Oliver Sacks (2015). Onderweg. De autobiografie . Amsterdam/Antwerpen: De Bezige Bij. 427 p., € 15,00
Kort voor zijn overlijden op 82-jarige leeftijd verscheen de Nederlandse vertaling van de autobiografie van de neuroloog Oliver Sacks. De titel, ‘Onderweg’ (oorspronkelijk ‘On the move. A life’ uit 2015), geeft het levenspad van Sacks goed weer. Hij beschrijft hoe hij als jongvolwassene zijn keuzes maakt in het Londen van zijn Joodse ouders (beiden arts), tijdens de opleidingsjaren in Engeland en Amerika en als volwassene tijdens zijn latere beroepsactiviteiten in New York.

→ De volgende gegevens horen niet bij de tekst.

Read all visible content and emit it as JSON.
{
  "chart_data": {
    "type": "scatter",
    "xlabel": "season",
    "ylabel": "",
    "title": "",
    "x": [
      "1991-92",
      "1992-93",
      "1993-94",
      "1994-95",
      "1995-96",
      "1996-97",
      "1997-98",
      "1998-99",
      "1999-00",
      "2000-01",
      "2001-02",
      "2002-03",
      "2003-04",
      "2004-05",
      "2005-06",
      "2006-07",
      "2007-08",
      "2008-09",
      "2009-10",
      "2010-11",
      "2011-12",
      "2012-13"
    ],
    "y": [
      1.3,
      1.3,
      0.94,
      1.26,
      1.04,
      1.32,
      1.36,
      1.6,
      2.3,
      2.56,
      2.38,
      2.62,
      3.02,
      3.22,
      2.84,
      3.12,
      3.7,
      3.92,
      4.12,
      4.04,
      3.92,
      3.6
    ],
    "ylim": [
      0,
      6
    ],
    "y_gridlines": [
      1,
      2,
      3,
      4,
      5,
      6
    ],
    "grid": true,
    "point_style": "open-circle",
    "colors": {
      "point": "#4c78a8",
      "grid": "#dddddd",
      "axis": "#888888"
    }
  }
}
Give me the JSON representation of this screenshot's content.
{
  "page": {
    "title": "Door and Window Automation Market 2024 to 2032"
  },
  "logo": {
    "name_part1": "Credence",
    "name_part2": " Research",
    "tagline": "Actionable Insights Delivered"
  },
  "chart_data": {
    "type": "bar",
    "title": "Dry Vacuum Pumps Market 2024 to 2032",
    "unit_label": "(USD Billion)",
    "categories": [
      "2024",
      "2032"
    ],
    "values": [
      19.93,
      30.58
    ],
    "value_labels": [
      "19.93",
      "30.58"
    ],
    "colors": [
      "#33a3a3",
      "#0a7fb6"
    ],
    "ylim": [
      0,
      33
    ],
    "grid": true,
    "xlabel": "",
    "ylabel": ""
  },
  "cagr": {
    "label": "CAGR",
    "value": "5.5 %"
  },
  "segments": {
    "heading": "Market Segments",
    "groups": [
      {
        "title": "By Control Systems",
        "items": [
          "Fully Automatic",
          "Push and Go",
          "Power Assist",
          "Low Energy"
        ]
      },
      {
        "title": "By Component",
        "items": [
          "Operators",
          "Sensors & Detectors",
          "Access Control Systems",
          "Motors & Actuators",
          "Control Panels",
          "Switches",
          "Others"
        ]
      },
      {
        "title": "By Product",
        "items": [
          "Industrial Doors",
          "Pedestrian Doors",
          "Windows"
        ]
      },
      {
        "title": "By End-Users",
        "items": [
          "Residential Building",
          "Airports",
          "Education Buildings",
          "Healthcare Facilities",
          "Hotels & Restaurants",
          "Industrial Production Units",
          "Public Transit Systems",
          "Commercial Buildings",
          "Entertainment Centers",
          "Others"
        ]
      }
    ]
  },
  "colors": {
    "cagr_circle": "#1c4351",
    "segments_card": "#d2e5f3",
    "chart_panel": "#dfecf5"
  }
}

Zijn eerdere levenservaringen, de invloed van de oorlogsjaren en het ondergaan van een kil en vijandig internaatregime staan beschreven in het eveneens autobiografisch gekleurde boek ‘Oom Wolfraam en mijn chemische jeugd’ (oorspronkelijk ‘Uncle Tungsten: memories of a chemical boyhood’ uit 2001). Het hier besproken boek is een autobiografie die zich op verschillende manieren laat lezen. Vanuit psychotherapeutisch oogpunt zijn de nodige behartigenswaardige zaken te ontdekken.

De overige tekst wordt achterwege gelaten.